Call for world leaders to ‘banish ghosts of past’
with Cop26 climate vows
Conference president, Alok Sharma, says countries must
agree on how to tackle crisis
Rowena
Mason, Peter Walker and Fiona Harvey
Sun 31 Oct
2021 07.25 EDT
Alok
Sharma, the president of the Cop26 climate summit, has called on global leaders
to “banish ghosts of the past” and step up with new pledges to lower emissions
as the world is running out of time to keep warming below 1.5C.
As leaders
prepared to fly in for the conference in Glasgow, Sharma could not say with
certainty that the two-week event would end with a deal to keep that prospect
alive. As host nation, the UK is responsible for overseeing the negotiations
and trying to extract meaningful pledges from the representatives of almost 200
countries in attendance.
Sharma, a former
UK business secretary, told Sky News’s Trevor Phillips: “That is what I’m
driving towards and I think what I’ve always said is what we need to come out
of Glasgow is saying with credibility that we have kept 1.5C alive. That 1.5C
really matters.
Under the
2015 Paris climate accord, nations committed to restricting global temperature
rises to ‘well below’ 2C
“We know
from the IPCC [the Intergovernmental Panel on Climate Change] that we are
already at global warming of 1.1C above pre-industrial levels.
“At 1.5C,
there will be countries in the world that will be under water and that’s why we
need to get an agreement here on how we tackle climate change over the next
decade.”
An overheated
world would lead to calamitous rises in sea levels, heatwaves of increasing
intensity and droughts of lengthening duration that would leave tens of
millions of people without homes or food.
Delegates
from almost 200 countries will be involved in hammering out an agreement to
prevent such scenarios – though climate experts have warned they have very
little room or time for manoeuvre. Global average temperatures have already
risen by 1.1C since the Industrial Revolution and only stringent emission cuts
will prevent that increase from topping 1.5C.
However,
developing nations – infuriated by the UK’s recent foreign aid cuts – are
expected to clash with richer countries over the funding that the former say
they should be given to help them introduce the green technologies needed to
replace their coal- and oil-burning power stations.
At the same
time, Arab states want to continue drilling for oil for as long as possible,
while Pacific island states – who could soon be wiped out by swiftly rising sea
levels – are seeking a rapid halt to the extraction of all fossil fuels. It
will be the task of Boris Johnson and Sharma to ensure an agreement among these
competing groups.
In a round
of broadcast interviews, Sharma said all countries, particularly G20 ones,
needed to do better on lowering emissions, when asked whether China and India
in particular should be doing more.
In relation
to the UK, he would not explicitly back the suggestion of George Eustice, the
environment secretary, that there could be taxes on meat to reduce consumption.

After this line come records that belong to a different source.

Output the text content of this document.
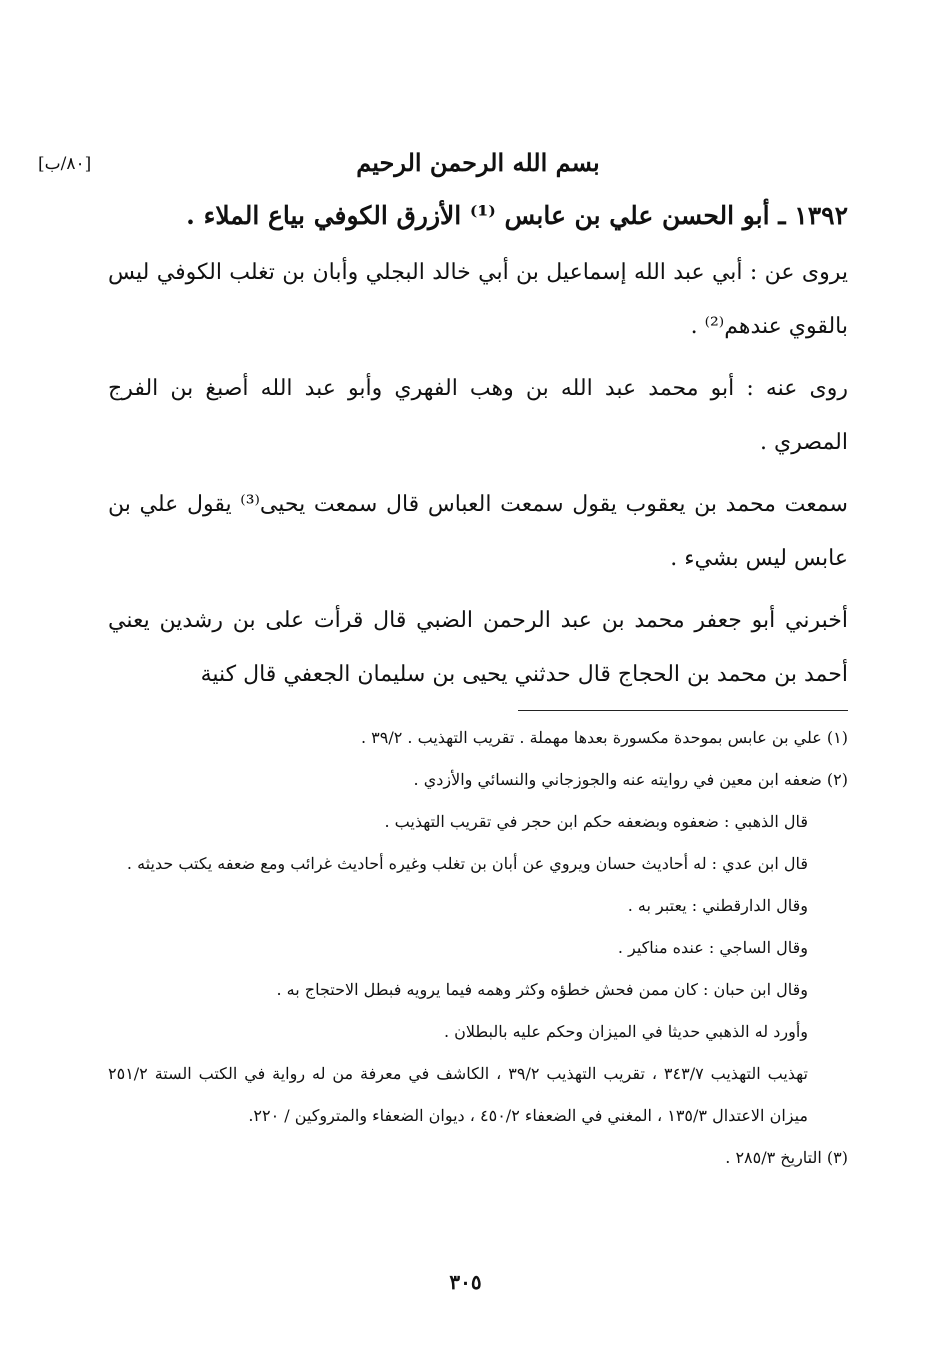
بسم الله الرحمن الرحيم
[٨٠/ب]
١٣٩٢ ـ أبو الحسن علي بن عابس ⁽¹⁾ الأزرق الكوفي بياع الملاء .

يروى عن : أبي عبد الله إسماعيل بن أبي خالد البجلي وأبان بن تغلب الكوفي ليس بالقوي عندهم⁽²⁾ .

روى عنه : أبو محمد عبد الله بن وهب الفهري وأبو عبد الله أصبغ بن الفرج المصري .

سمعت محمد بن يعقوب يقول سمعت العباس قال سمعت يحيى⁽³⁾ يقول علي بن عابس ليس بشيء .

أخبرني أبو جعفر محمد بن عبد الرحمن الضبي قال قرأت على بن رشدين يعني أحمد بن محمد بن الحجاج قال حدثني يحيى بن سليمان الجعفي قال كنية

(١) علي بن عابس بموحدة مكسورة بعدها مهملة . تقريب التهذيب . ٣٩/٢ .

(٢) ضعفه ابن معين في روايته عنه والجوزجاني والنسائي والأزدي .

قال الذهبي : ضعفوه وبضعفه حكم ابن حجر في تقريب التهذيب .

قال ابن عدي : له أحاديث حسان ويروي عن أبان بن تغلب وغيره أحاديث غرائب ومع ضعفه يكتب حديثه .

وقال الدارقطني : يعتبر به .

وقال الساجي : عنده مناكير .

وقال ابن حبان : كان ممن فحش خطؤه وكثر وهمه فيما يرويه فبطل الاحتجاج به .

وأورد له الذهبي حديثا في الميزان وحكم عليه بالبطلان .

تهذيب التهذيب ٣٤٣/٧ ، تقريب التهذيب ٣٩/٢ ، الكاشف في معرفة من له رواية في الكتب الستة ٢٥١/٢ ميزان الاعتدال ١٣٥/٣ ، المغني في الضعفاء ٤٥٠/٢ ، ديوان الضعفاء والمتروكين / ٢٢٠.

(٣) التاريخ ٢٨٥/٣ .

٣٠٥
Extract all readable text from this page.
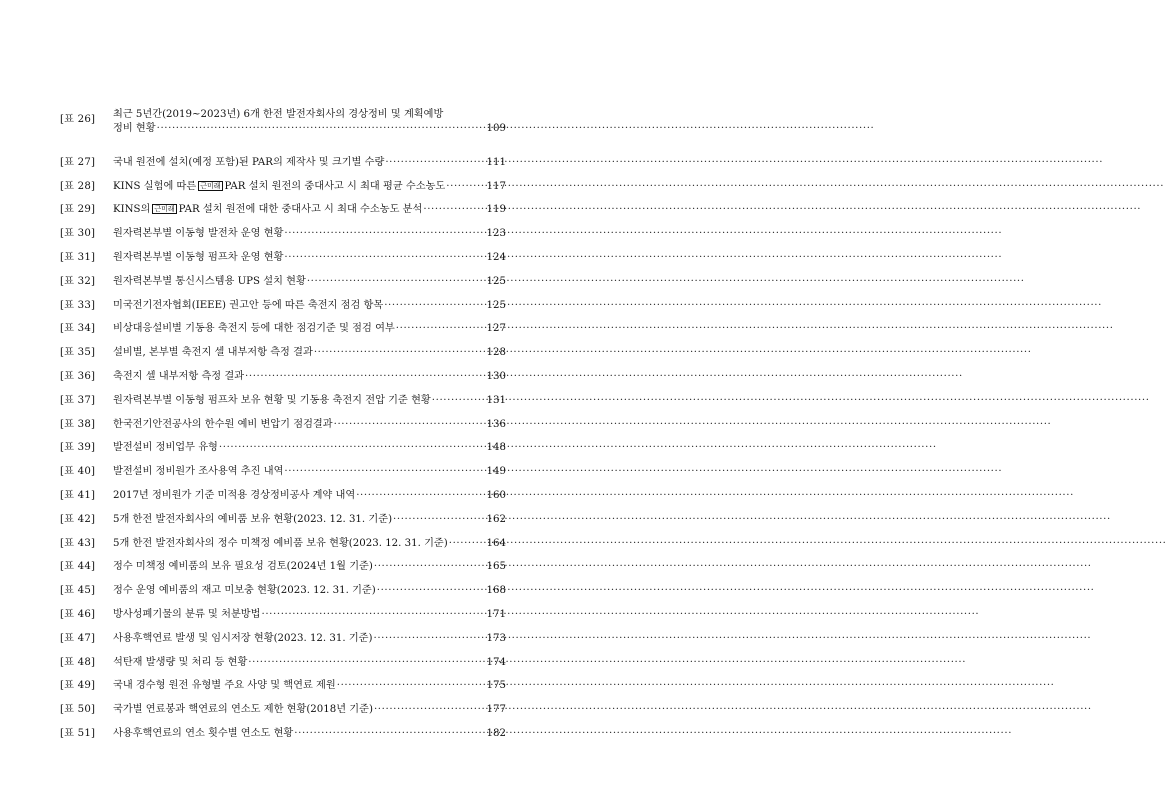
[표 26]	최근 5년간(2019~2023년) 6개 한전 발전자회사의 경상정비 및 계획예방
정비 현황 ·····	109
[표 27]	국내 원전에 설치(예정 포함)된 PAR의 제작사 및 크기별 수량 ·····	111
[표 28]	KINS 실험에 따른 근미래 PAR 설치 원전의 중대사고 시 최대 평균 수소농도 ·····	117
[표 29]	KINS의 근미래 PAR 설치 원전에 대한 중대사고 시 최대 수소농도 분석 ·····	119
[표 30]	원자력본부별 이동형 발전차 운영 현황 ·····	123
[표 31]	원자력본부별 이동형 펌프차 운영 현황 ·····	124
[표 32]	원자력본부별 통신시스템용 UPS 설치 현황 ·····	125
[표 33]	미국전기전자협회(IEEE) 권고안 등에 따른 축전지 점검 항목 ·····	125
[표 34]	비상대응설비별 기동용 축전지 등에 대한 점검기준 및 점검 여부 ·····	127
[표 35]	설비별, 본부별 축전지 셀 내부저항 측정 결과 ·····	128
[표 36]	축전지 셀 내부저항 측정 결과 ·····	130
[표 37]	원자력본부별 이동형 펌프차 보유 현황 및 기동용 축전지 전압 기준 현황 ·····	131
[표 38]	한국전기안전공사의 한수원 예비 변압기 점검결과 ·····	136
[표 39]	발전설비 정비업무 유형 ·····	148
[표 40]	발전설비 정비원가 조사용역 추진 내역 ·····	149
[표 41]	2017년 정비원가 기준 미적용 경상정비공사 계약 내역 ·····	160
[표 42]	5개 한전 발전자회사의 예비품 보유 현황(2023. 12. 31. 기준) ·····	162
[표 43]	5개 한전 발전자회사의 정수 미책정 예비품 보유 현황(2023. 12. 31. 기준) ·····	164
[표 44]	정수 미책정 예비품의 보유 필요성 검토(2024년 1월 기준) ·····	165
[표 45]	정수 운영 예비품의 재고 미보충 현황(2023. 12. 31. 기준) ·····	168
[표 46]	방사성폐기물의 분류 및 처분방법 ·····	171
[표 47]	사용후핵연료 발생 및 임시저장 현황(2023. 12. 31. 기준) ·····	173
[표 48]	석탄재 발생량 및 처리 등 현황 ·····	174
[표 49]	국내 경수형 원전 유형별 주요 사양 및 핵연료 제원 ·····	175
[표 50]	국가별 연료봉과 핵연료의 연소도 제한 현황(2018년 기준) ·····	177
[표 51]	사용후핵연료의 연소 횟수별 연소도 현황 ·····	182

He said “on a personal level I believe in carrot rather than stick”.
Asked about
the UK’s credibility on tackling the climate crisis if a new oilfield at Cambo
to the west of the Shetland Islands is given consent, Sharma said experts had
recognised that even a net zero economy would need some oil and gas supply.
However, the
Cop26 president said the country would have to “wait and see” whether the
oilfield is approved.
With the UK
due to host 120 national leaders in Glasgow for a two-day event at the start of
the summit, there have been worries that fractious diplomatic relations between
Britain and France over fishing rights could derail progress.
Speaking
from the G20 meeting in Rome ahead of the conference, the UK prime minister
said the summit would be “the world’s moment of truth” and could mark “the
beginning of the end of climate change”. Johnson added: “The question everyone
is asking is whether we seize this moment or let it slip away.”